Let $\PP_{a, q}$ be the set of primes $p$ such that $p \equiv a \pmod q$.

Then $\PP_{a, q}$ has Dirichlet density:

$\map \phi q^{-1}$

where $\phi$ is Euler's phi function.

In particular, $\PP_{a, q}$ is infinite.


Lemma 1

Let $\chi$ be a Dirichlet character modulo $q$.


$\ds \map f s = \sum_p \map \chi p p^{-s}$

If $\chi$ is non-trivial then $\map f s$ is bounded as $s \to 1$.

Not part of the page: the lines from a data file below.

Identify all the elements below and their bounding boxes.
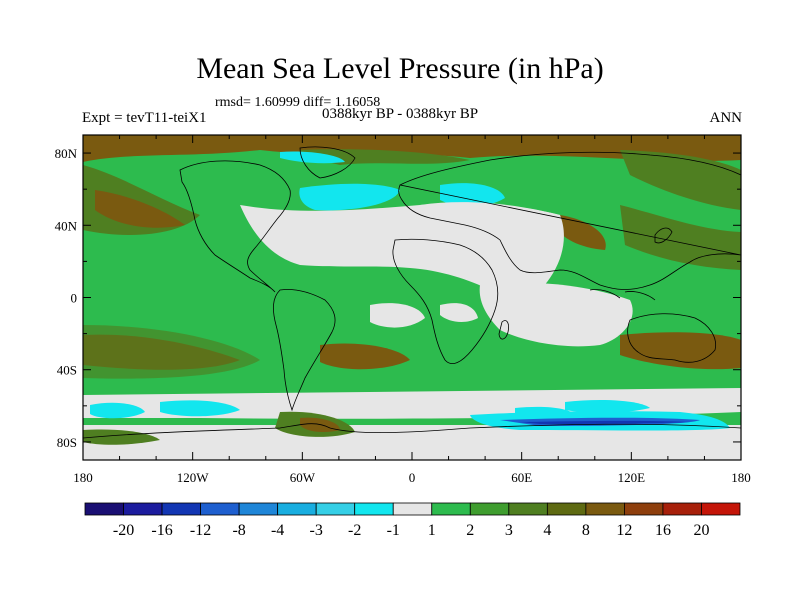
field-east-asia-olive: [620, 205, 741, 270]
field-north-atlantic-cyan: [299, 183, 400, 211]
field-south-pacific-olive: [83, 325, 260, 379]
colorbar-swatch: [161, 502, 201, 516]
y-tick-label: 80S: [57, 435, 77, 450]
colorbar-label: -8: [232, 522, 245, 539]
colorbar-swatch: [238, 502, 279, 516]
field-pacific-brown: [95, 190, 185, 228]
colorbar-swatch: [701, 502, 741, 516]
colorbar-swatch: [546, 502, 587, 516]
colorbar-label: -2: [348, 522, 361, 539]
colorbar-label: -4: [271, 522, 284, 539]
coast-eurasia: [398, 151, 741, 290]
y-tick-label: 40S: [57, 363, 77, 378]
colorbar-swatch: [431, 502, 471, 516]
coast-antarctica: [83, 423, 741, 439]
field-africa-grey: [440, 303, 478, 322]
x-tick-label: 0: [409, 470, 416, 485]
colorbar-swatch: [662, 502, 702, 516]
coast-madagascar: [498, 320, 509, 340]
colorbar-label: 4: [543, 522, 551, 539]
colorbar-label: -20: [113, 522, 134, 539]
colorbar-label: 2: [466, 522, 474, 539]
field-so-cyan-2: [160, 400, 240, 417]
period-label: 0388kyr BP - 0388kyr BP: [322, 106, 479, 122]
colorbar-label: 1: [428, 522, 436, 539]
colorbar: -20 -16 -12 -8 -4 -3 -2 -1 1 2 3 4 8 12 16 20: [84, 502, 741, 539]
field-australia-brown: [620, 332, 741, 370]
axis-tick-labels: 180 120W 60W 0 60E 120E 180 80N 40N 0 40S 80S: [55, 146, 751, 485]
colorbar-swatch: [508, 502, 548, 516]
field-tibet-brown: [555, 215, 606, 250]
coast-greenland: [299, 146, 356, 179]
season-label: ANN: [709, 110, 743, 126]
colorbar-swatch: [392, 502, 433, 516]
field-europe-cyan: [440, 183, 505, 207]
axis-ticks: [82, 135, 742, 460]
x-tick-label: 120E: [618, 470, 646, 485]
coast-indonesia: [589, 289, 656, 301]
colorbar-swatch: [624, 502, 664, 516]
field-so-cyan-4: [565, 400, 650, 413]
experiment-label: Expt = tevT11-teiX1: [82, 110, 207, 126]
x-tick-label: 60W: [290, 470, 316, 485]
y-tick-label: 40N: [55, 218, 78, 233]
field-south-atlantic-brown: [320, 343, 410, 370]
coast-africa: [392, 238, 499, 364]
colorbar-swatch: [277, 502, 317, 516]
x-tick-label: 120W: [177, 470, 210, 485]
colorbar-label: -12: [190, 522, 211, 539]
y-tick-label: 0: [71, 291, 78, 306]
colorbar-swatch: [469, 502, 510, 516]
coast-japan: [654, 227, 673, 244]
chart-title: Mean Sea Level Pressure (in hPa): [196, 52, 604, 85]
colorbar-label: -1: [387, 522, 400, 539]
x-tick-label: 180: [73, 470, 93, 485]
colorbar-swatch: [123, 502, 163, 516]
field-eurasia-grey: [420, 202, 560, 240]
colorbar-label: 3: [505, 522, 513, 539]
coast-south-america: [272, 289, 336, 412]
colorbar-swatch: [200, 502, 240, 516]
colorbar-swatch: [315, 502, 356, 516]
colorbar-label: 20: [693, 522, 709, 539]
field-south-atlantic-grey: [370, 303, 425, 328]
coast-north-america: [179, 160, 291, 293]
field-so-cyan-1: [90, 402, 145, 419]
x-tick-label: 180: [731, 470, 751, 485]
coast-australia: [627, 313, 717, 363]
colorbar-label: 16: [655, 522, 671, 539]
map-field: [83, 135, 741, 460]
field-ross-olive: [83, 429, 160, 445]
field-indian-ocean-grey: [479, 282, 633, 347]
colorbar-swatch: [354, 502, 394, 516]
colorbar-label: -16: [151, 522, 172, 539]
y-tick-label: 80N: [55, 146, 78, 161]
field-arctic-brown: [83, 135, 741, 162]
colorbar-swatch: [585, 502, 625, 516]
colorbar-label: 12: [616, 522, 632, 539]
coastlines: [83, 146, 741, 439]
colorbar-label: -3: [310, 522, 323, 539]
stats-text: rmsd= 1.60999 diff= 1.16058: [215, 95, 381, 110]
field-antarctic-grey: [83, 425, 741, 460]
colorbar-label: 8: [582, 522, 590, 539]
field-siberia-olive: [620, 150, 741, 210]
colorbar-swatch: [84, 502, 124, 516]
field-east-antarctic-darkblue: [520, 420, 690, 424]
x-tick-label: 60E: [511, 470, 532, 485]
field-greenland-cyan: [280, 151, 345, 164]
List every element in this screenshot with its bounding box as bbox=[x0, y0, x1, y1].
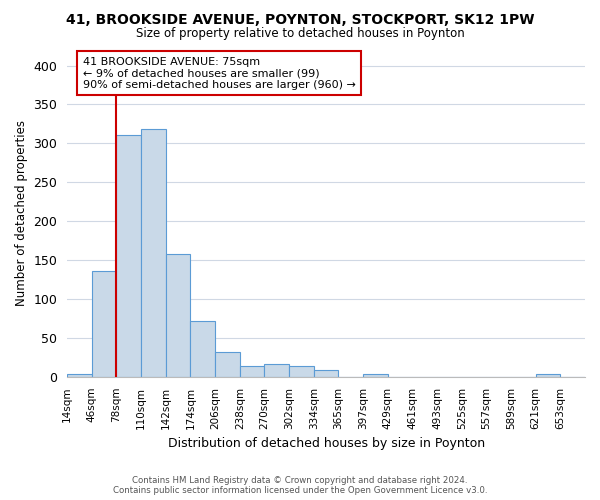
X-axis label: Distribution of detached houses by size in Poynton: Distribution of detached houses by size … bbox=[167, 437, 485, 450]
Bar bbox=[265, 364, 289, 377]
Text: 41 BROOKSIDE AVENUE: 75sqm
← 9% of detached houses are smaller (99)
90% of semi-: 41 BROOKSIDE AVENUE: 75sqm ← 9% of detac… bbox=[83, 56, 356, 90]
Text: Contains HM Land Registry data © Crown copyright and database right 2024.
Contai: Contains HM Land Registry data © Crown c… bbox=[113, 476, 487, 495]
Bar bbox=[215, 352, 240, 377]
Y-axis label: Number of detached properties: Number of detached properties bbox=[15, 120, 28, 306]
Text: Size of property relative to detached houses in Poynton: Size of property relative to detached ho… bbox=[136, 28, 464, 40]
Bar bbox=[141, 130, 166, 377]
Bar bbox=[92, 271, 116, 377]
Bar bbox=[363, 374, 388, 377]
Text: 41, BROOKSIDE AVENUE, POYNTON, STOCKPORT, SK12 1PW: 41, BROOKSIDE AVENUE, POYNTON, STOCKPORT… bbox=[66, 12, 534, 26]
Bar bbox=[190, 321, 215, 377]
Bar bbox=[536, 374, 560, 377]
Bar bbox=[289, 366, 314, 377]
Bar bbox=[314, 370, 338, 377]
Bar bbox=[116, 135, 141, 377]
Bar bbox=[166, 254, 190, 377]
Bar bbox=[240, 366, 265, 377]
Bar bbox=[67, 374, 92, 377]
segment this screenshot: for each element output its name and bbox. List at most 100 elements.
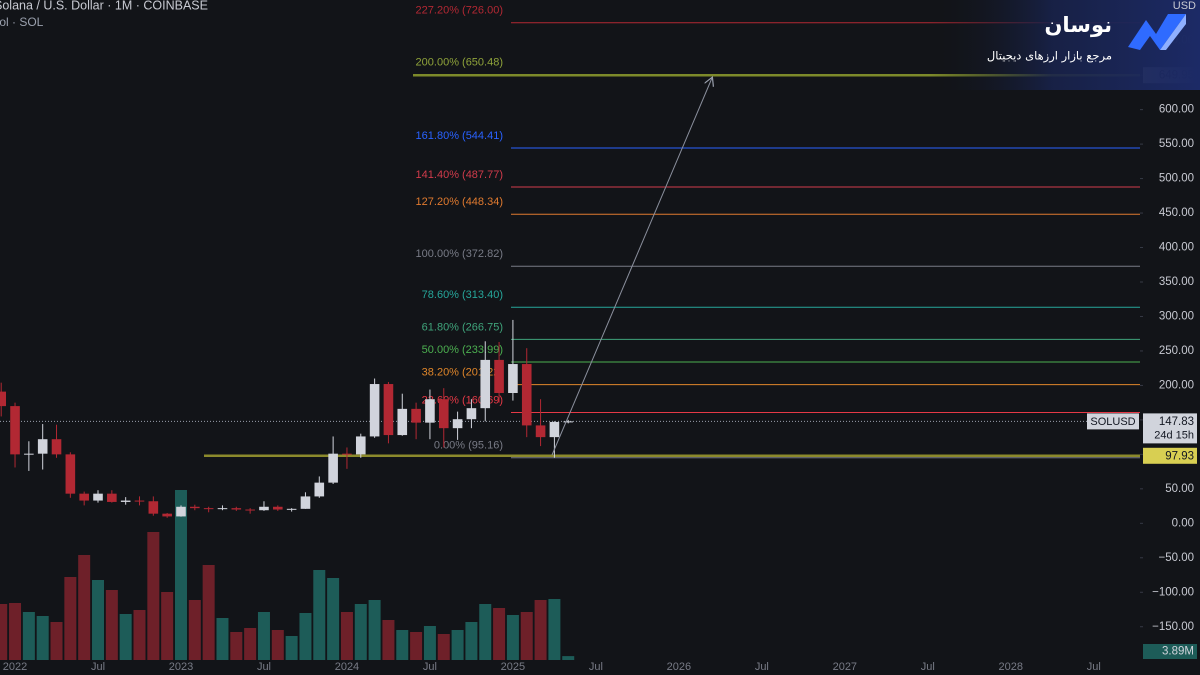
candle-body — [535, 425, 546, 438]
volume-bar — [0, 604, 8, 660]
y-tick-label: −150.00 — [1152, 621, 1194, 633]
volume-bar — [9, 603, 22, 660]
fib-label: 50.00% (233.99) — [422, 344, 503, 356]
candle-body — [0, 391, 7, 407]
y-tick-label: 50.00 — [1165, 483, 1194, 495]
candle-body — [10, 406, 20, 455]
candle-body — [259, 506, 269, 511]
logo-highlight — [1160, 14, 1186, 50]
fib-label: 200.00% (650.48) — [416, 57, 503, 69]
volume-label: 3.89M — [1162, 646, 1194, 658]
candles-layer — [0, 319, 574, 518]
volume-bar — [423, 626, 436, 660]
x-tick-label: 2027 — [833, 661, 857, 673]
volume-bar — [285, 636, 298, 660]
y-tick-label: 400.00 — [1159, 242, 1194, 254]
logo-shape — [1128, 14, 1186, 50]
candle-body — [51, 439, 62, 455]
volume-bar — [92, 580, 105, 660]
volume-bar — [313, 570, 326, 660]
volume-bar — [257, 612, 270, 660]
volume-bar — [202, 565, 215, 660]
candle-body — [397, 408, 408, 436]
candle-body — [480, 359, 491, 409]
volume-bar — [271, 630, 284, 660]
candle-body — [190, 506, 200, 509]
current-price-label: 147.83 — [1159, 416, 1194, 428]
x-tick-label: Jul — [423, 661, 437, 673]
candle-body — [231, 508, 242, 510]
y-tick-label: 0.00 — [1172, 517, 1194, 529]
candle-body — [134, 500, 145, 502]
volume-bar — [396, 630, 409, 660]
volume-bar — [244, 628, 257, 660]
candle-body — [148, 501, 159, 514]
volume-bar — [119, 614, 132, 660]
y-tick-label: 200.00 — [1159, 379, 1194, 391]
y-tick-label: 550.00 — [1159, 138, 1194, 150]
candle-body — [107, 493, 117, 502]
volume-bar — [382, 620, 395, 660]
candle-body — [425, 399, 435, 423]
fib-labels-layer: 227.20% (726.00) 200.00% (650.48) 161.80% … — [416, 5, 503, 452]
x-tick-label: 2026 — [667, 661, 691, 673]
volume-bar — [216, 618, 229, 660]
fib-label: 61.80% (266.75) — [422, 321, 503, 333]
volume-bar — [520, 612, 533, 660]
volume-bar — [50, 622, 63, 660]
volume-bar — [548, 599, 561, 660]
candle-body — [452, 419, 463, 429]
candle-body — [369, 384, 380, 437]
volume-bar — [174, 490, 187, 660]
volume-bar — [562, 656, 575, 660]
fib-label: 161.80% (544.41) — [416, 130, 503, 142]
x-tick-label: Jul — [1087, 661, 1101, 673]
x-tick-label: 2028 — [999, 661, 1023, 673]
volume-bar — [534, 600, 547, 660]
candle-body — [563, 421, 574, 423]
x-tick-label: 2024 — [335, 661, 359, 673]
volume-bar — [105, 590, 118, 660]
price-label-box — [1143, 447, 1197, 464]
volume-bar — [465, 622, 478, 660]
price-axis-bg — [1140, 0, 1200, 675]
fib-label: 127.20% (448.34) — [416, 196, 503, 208]
brand-tagline: مرجع بازار ارزهای دیجیتال — [987, 49, 1112, 64]
x-tick-label: 2025 — [501, 661, 525, 673]
fib-label: 78.60% (313.40) — [422, 289, 503, 301]
chart-subtitle: Vol · SOL — [0, 15, 44, 29]
candle-body — [466, 408, 477, 420]
y-tick-label: −50.00 — [1159, 552, 1195, 564]
candle-body — [328, 453, 338, 483]
candle-body — [120, 500, 131, 502]
volume-bar — [410, 632, 423, 660]
candle-body — [342, 453, 352, 455]
x-tick-label: 2022 — [3, 661, 27, 673]
y-tick-label: 600.00 — [1159, 104, 1194, 116]
brand-logo — [1128, 14, 1186, 50]
x-tick-label: Jul — [257, 661, 271, 673]
x-tick-label: Jul — [755, 661, 769, 673]
y-tick-label: 350.00 — [1159, 276, 1194, 288]
volume-bar — [230, 632, 243, 660]
volume-label-box — [1143, 644, 1197, 659]
candle-body — [411, 408, 421, 423]
candle-body — [521, 364, 532, 426]
candle-body — [162, 513, 172, 517]
fib-label: 141.40% (487.77) — [416, 169, 503, 181]
candle-body — [65, 454, 76, 494]
volume-bar — [64, 577, 77, 660]
candle-body — [508, 364, 518, 394]
price-label: 97.93 — [1165, 450, 1194, 462]
volume-bar — [368, 600, 381, 660]
candle-body — [245, 509, 255, 511]
fib-label: 38.20% (201.22) — [422, 366, 503, 378]
candle-body — [217, 508, 228, 510]
volume-bar — [78, 555, 91, 660]
chart-title: Solana / U.S. Dollar · 1M · COINBASE — [0, 0, 208, 12]
x-tick-label: Jul — [91, 661, 105, 673]
y-tick-label: 250.00 — [1159, 345, 1194, 357]
volume-bar — [36, 616, 49, 660]
volume-bar — [479, 604, 492, 660]
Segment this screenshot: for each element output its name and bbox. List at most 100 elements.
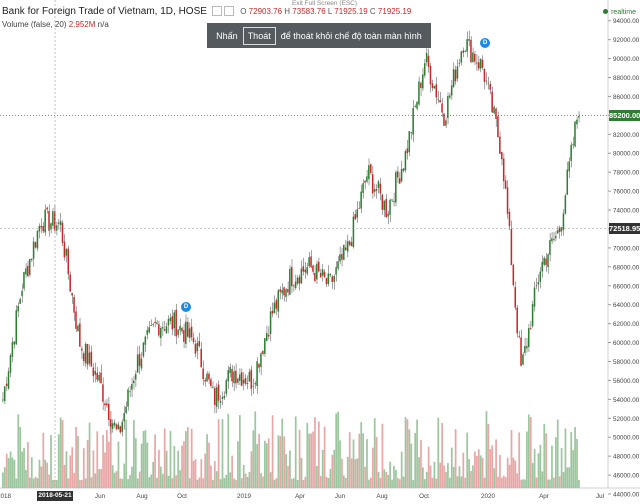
- candle-body: [321, 269, 324, 276]
- candle-body: [537, 282, 540, 285]
- candle-body: [506, 187, 509, 214]
- candle-body: [235, 370, 237, 384]
- volume-bar: [148, 477, 151, 488]
- candle-body: [404, 151, 407, 171]
- volume-bar: [377, 471, 380, 488]
- volume-bar: [395, 469, 397, 488]
- candle-body: [416, 101, 418, 109]
- volume-bar: [104, 452, 106, 488]
- candle-body: [568, 161, 570, 172]
- candle-body: [520, 337, 522, 366]
- volume-bar: [329, 469, 332, 488]
- volume-bar: [375, 437, 378, 488]
- candle-body: [477, 62, 480, 69]
- settings-icon[interactable]: [211, 6, 222, 17]
- volume-bar: [447, 463, 449, 488]
- volume-bar: [437, 417, 440, 488]
- volume-bar: [402, 476, 405, 488]
- candle-body: [445, 120, 447, 126]
- candle-body: [156, 322, 158, 324]
- candle-body: [67, 248, 70, 275]
- candle-body: [379, 183, 382, 194]
- exit-button[interactable]: Thoát: [242, 26, 276, 45]
- candle-body: [84, 343, 87, 364]
- volume-bar: [90, 477, 93, 488]
- candle-body: [553, 238, 555, 240]
- candle-body: [489, 84, 491, 90]
- volume-bar: [560, 448, 563, 488]
- candle-body: [339, 254, 341, 262]
- volume-bar: [167, 475, 170, 488]
- volume-bar: [192, 460, 195, 488]
- volume-bar: [398, 479, 401, 488]
- candle-body: [13, 341, 16, 345]
- dividend-event-icon[interactable]: D: [181, 302, 191, 312]
- candle-body: [240, 372, 243, 386]
- volume-bar: [94, 473, 97, 488]
- volume-bar: [161, 473, 164, 488]
- volume-bar: [327, 478, 330, 488]
- candle-body: [412, 108, 414, 135]
- volume-bar: [65, 451, 68, 488]
- candle-body: [196, 342, 199, 352]
- candle-body: [547, 254, 549, 267]
- y-tick-label: 68000.00: [613, 264, 640, 271]
- volume-bar: [136, 478, 139, 488]
- volume-bar: [495, 439, 497, 488]
- dividend-event-icon[interactable]: D: [480, 38, 490, 48]
- candle-body: [242, 379, 245, 384]
- realtime-indicator: realtime: [603, 9, 636, 16]
- volume-bar: [215, 471, 218, 488]
- volume-bar: [294, 416, 297, 488]
- volume-bar: [537, 453, 540, 488]
- candle-body: [198, 341, 201, 347]
- volume-bar: [364, 466, 366, 488]
- volume-bar: [423, 479, 426, 488]
- volume-bar: [551, 445, 553, 488]
- candle-body: [75, 311, 77, 329]
- volume-label[interactable]: Volume (false, 20): [2, 20, 67, 29]
- volume-bar: [420, 439, 422, 488]
- volume-bar: [325, 476, 328, 488]
- volume-bar: [59, 417, 62, 488]
- volume-bar: [44, 459, 47, 488]
- candle-body: [356, 209, 359, 218]
- volume-bar: [466, 432, 469, 488]
- volume-bar: [448, 477, 451, 488]
- symbol-title[interactable]: Bank for Foreign Trade of Vietnam, 1D, H…: [2, 6, 207, 17]
- y-tick-label: 62000.00: [613, 321, 640, 328]
- candle-body: [233, 371, 235, 384]
- candle-body: [435, 84, 438, 98]
- candle-body: [369, 164, 372, 173]
- volume-bar: [474, 451, 476, 488]
- candle-body: [117, 424, 120, 430]
- candle-body: [19, 298, 21, 304]
- volume-bar: [396, 477, 399, 488]
- volume-bar: [323, 426, 326, 488]
- candle-body: [267, 334, 270, 337]
- volume-bar: [504, 477, 507, 488]
- volume-bar: [344, 477, 347, 488]
- candle-body: [194, 343, 197, 354]
- volume-bar: [406, 419, 409, 488]
- volume-bar: [524, 479, 526, 488]
- candle-body: [452, 69, 455, 87]
- volume-bar: [304, 476, 307, 488]
- candle-body: [77, 325, 79, 332]
- candle-body: [210, 379, 212, 387]
- visibility-icon[interactable]: [223, 6, 234, 17]
- volume-bar: [316, 465, 318, 488]
- candle-body: [479, 59, 482, 69]
- candle-body: [375, 188, 378, 191]
- y-tick-label: 82000.00: [613, 132, 640, 139]
- candle-body: [429, 65, 432, 85]
- candle-body: [94, 370, 97, 375]
- volume-bar: [183, 441, 185, 488]
- candle-body: [414, 106, 416, 107]
- y-tick-label: 88000.00: [613, 75, 640, 82]
- candle-body: [302, 266, 305, 272]
- volume-bar: [341, 458, 343, 488]
- candle-body: [431, 83, 434, 89]
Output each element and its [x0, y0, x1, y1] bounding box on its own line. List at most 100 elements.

If $\chi$ is the trivial character then:

$\map f s \sim \map \ln {\dfrac 1 {s - 1} }$

as $s \to 1$.



$\eta_{a, q} : n \mapsto \begin {cases} 1 & : n \equiv a \pmod q \\ 0 & : \text {otherwise} \end {cases}$

Lemma 2

Let $G = \paren {\Z / q \Z}^\times$.

Let $G^*$ be the dual group of Dirichlet characters on $G$.

Then for all $n \in \N$:

$\ds \map {\eta_{a, q} } n = \sum_{\chi \mathop \in G^*} \frac {\map {\overline \chi} a} {\map \phi q} \, \map \chi n$


We have:

\(\ds \sum_{p \mathop \in \PP_{a, q} } p^{-s}\) \(=\) \(\ds \sum_p \map {\eta_{a, q} } p p^{-s}\)
\(\ds \) \(=\) \(\ds \sum_p \sum_{\chi \mathop \in G^*} \frac {\map {\overline \chi} a} {\map \phi q} \, \map \chi p p^{-s}\) Lemma 2
\(\ds \) \(=\) \(\ds \frac 1 {\map \phi q} \sum_p \frac {\map {\chi_0} p} {p^s} + \sum_{\substack {\chi \mathop \in G^* \\ \chi \mathop \ne \chi_0} } \frac {\map {\overline \chi} a} {\map \phi q} \sum_p \map \chi p p^{-s}\) where $\chi_0$ is the trivial character on $G$

By Lemma 1, the first term grows like $\dfrac 1 {\map \phi q} \ln \dfrac 1 {s - 1}$ as $s \to 1$, while all other terms are bounded.

That is:

$\ds \sum_{p \mathop \in \PP_{a, q} } \frac 1 {p^s} \sim \frac 1 {\map \phi q} \, \map \ln {\dfrac 1 {s - 1} }$

as $s \to 1$.


Also known as

Dirichlet's Theorem on Arithmetic Sequences is also known just as Dirichlet's Theorem.

However, there is more than one theorem named such, so it is preferable to use the full form.

Source of Name

This entry was named for Johann Peter Gustav Lejeune Dirichlet.

Historical Note

Dirichlet's Theorem on Arithmetic Sequences was first proved by Peter Dirichlet in $1837$.